American actress and model (born 1942)

Angel Tompkins (born December 20, 1942) is an American actress and model. She appeared in several films and television shows, and is a Golden Globe nominee.

==Career==
Angel Tompkins's performance in the comedy I Love My Wife (1970), resulted in her being nominated for a Golden Globe award. Tompkins was featured in the pictorial "Angel" in the February 1972 edition of Playboy; subsequently, the magazine used her in three more editions, all presumably related to that film promotion.

She appeared in Prime Cut (1972) with Lee Marvin, Gene Hackman, and Sissy Spacek and Little Cigars (1973) as a gangster's moll who teams up with a gang of little people. She also appeared with Anthony Quinn in The Don Is Dead (1973), with former child star Jay North in The Teacher (1974), and with Bo Svenson in the action sequel Walking Tall Part 2 (1975).

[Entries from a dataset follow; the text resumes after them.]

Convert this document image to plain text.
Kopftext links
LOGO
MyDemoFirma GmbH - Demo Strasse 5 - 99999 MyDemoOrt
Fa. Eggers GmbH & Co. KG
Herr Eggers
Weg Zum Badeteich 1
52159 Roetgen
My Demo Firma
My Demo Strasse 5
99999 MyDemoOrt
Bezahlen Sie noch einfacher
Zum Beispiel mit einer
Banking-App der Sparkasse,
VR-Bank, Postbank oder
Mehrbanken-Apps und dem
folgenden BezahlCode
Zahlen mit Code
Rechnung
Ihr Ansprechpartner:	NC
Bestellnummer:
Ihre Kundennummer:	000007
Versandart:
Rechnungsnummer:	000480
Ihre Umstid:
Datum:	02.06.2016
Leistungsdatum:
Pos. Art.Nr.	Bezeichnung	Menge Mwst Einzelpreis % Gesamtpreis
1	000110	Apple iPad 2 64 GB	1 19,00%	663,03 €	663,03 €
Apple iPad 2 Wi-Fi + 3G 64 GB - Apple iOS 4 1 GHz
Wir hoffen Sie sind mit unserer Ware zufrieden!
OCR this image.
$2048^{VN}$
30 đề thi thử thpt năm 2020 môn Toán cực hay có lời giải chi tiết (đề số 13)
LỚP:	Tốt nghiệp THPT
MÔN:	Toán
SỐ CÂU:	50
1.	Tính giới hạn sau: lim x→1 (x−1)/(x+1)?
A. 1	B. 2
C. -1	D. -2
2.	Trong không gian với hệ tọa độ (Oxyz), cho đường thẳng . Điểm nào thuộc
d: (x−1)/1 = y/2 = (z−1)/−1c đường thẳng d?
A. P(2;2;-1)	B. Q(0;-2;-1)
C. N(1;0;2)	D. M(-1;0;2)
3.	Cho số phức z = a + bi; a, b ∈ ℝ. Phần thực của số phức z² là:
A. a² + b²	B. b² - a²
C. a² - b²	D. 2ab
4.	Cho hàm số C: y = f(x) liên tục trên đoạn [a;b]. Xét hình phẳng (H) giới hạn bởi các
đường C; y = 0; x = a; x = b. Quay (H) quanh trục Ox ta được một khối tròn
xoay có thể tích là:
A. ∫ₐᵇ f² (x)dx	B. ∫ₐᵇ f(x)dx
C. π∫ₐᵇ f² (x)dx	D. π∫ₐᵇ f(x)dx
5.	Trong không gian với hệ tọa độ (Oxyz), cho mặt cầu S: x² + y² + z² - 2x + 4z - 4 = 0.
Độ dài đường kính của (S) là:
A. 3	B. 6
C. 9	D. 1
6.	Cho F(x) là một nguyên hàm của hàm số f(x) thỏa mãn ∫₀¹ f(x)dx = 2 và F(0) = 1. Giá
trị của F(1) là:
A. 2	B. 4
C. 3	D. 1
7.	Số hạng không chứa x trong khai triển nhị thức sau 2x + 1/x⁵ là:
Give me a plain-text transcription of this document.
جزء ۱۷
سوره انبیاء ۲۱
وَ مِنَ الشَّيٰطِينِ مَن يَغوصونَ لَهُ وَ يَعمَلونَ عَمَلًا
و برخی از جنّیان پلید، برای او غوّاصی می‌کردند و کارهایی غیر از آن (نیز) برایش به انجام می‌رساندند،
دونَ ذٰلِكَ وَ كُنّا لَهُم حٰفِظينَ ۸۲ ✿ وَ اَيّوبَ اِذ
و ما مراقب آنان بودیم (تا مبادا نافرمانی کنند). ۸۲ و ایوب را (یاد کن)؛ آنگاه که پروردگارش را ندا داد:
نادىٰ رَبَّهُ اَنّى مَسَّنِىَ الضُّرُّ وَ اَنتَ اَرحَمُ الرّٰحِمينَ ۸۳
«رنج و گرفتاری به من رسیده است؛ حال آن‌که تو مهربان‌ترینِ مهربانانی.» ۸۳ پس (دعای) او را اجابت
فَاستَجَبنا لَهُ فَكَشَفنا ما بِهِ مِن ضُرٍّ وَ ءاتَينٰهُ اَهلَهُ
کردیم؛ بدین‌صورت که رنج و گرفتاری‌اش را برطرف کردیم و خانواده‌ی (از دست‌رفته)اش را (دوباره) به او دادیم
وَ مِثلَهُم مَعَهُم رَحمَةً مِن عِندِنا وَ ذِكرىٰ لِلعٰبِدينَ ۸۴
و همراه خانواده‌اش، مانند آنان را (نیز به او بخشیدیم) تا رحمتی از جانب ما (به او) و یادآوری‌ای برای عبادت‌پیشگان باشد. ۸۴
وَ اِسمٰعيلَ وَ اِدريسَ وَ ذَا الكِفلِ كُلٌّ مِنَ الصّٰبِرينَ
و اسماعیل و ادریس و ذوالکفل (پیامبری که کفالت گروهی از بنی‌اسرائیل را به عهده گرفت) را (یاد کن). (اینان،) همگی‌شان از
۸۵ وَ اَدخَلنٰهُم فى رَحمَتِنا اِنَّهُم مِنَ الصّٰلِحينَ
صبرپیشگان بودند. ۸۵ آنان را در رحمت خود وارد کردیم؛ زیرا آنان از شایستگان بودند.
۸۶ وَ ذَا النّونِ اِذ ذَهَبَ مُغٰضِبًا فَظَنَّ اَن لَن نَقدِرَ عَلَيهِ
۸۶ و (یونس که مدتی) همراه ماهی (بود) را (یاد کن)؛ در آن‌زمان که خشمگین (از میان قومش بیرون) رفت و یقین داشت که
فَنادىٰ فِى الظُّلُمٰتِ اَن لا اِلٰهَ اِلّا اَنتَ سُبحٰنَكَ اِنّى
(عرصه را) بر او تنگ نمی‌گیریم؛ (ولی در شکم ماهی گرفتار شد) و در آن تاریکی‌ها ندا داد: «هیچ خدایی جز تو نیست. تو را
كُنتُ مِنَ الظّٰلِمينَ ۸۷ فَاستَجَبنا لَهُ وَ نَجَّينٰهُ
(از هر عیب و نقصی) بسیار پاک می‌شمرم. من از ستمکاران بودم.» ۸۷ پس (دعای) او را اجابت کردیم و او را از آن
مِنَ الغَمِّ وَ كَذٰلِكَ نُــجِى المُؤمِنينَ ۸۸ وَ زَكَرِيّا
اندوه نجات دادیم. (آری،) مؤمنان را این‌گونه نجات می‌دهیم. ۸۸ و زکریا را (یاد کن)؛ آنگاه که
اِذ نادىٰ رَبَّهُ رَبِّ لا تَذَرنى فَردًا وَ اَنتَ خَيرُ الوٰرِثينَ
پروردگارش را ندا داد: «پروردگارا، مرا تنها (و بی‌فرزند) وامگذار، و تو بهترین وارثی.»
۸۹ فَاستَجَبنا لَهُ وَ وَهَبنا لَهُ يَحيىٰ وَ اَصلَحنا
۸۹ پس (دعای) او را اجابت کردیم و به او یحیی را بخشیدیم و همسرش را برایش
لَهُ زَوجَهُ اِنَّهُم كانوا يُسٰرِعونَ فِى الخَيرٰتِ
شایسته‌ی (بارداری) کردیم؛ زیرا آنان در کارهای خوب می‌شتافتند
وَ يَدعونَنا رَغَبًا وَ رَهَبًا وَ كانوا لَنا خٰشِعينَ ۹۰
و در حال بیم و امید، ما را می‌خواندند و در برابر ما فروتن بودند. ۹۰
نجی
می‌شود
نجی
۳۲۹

Her later films included The One Man Jury (1978), The Bees (1978), Alligator (1980), The Naked Cage (1986), Dangerously Close (1986), and Murphy's Law (1986), opposite Charles Bronson.

In 1987, Tompkins appeared in the comedy film Amazon Women on the Moon and with Ann-Margret in the film A Tiger's Tale, and made her last film appearances in Relentless (1989) and Crack House (1989). She also works in the commercial voice-over field.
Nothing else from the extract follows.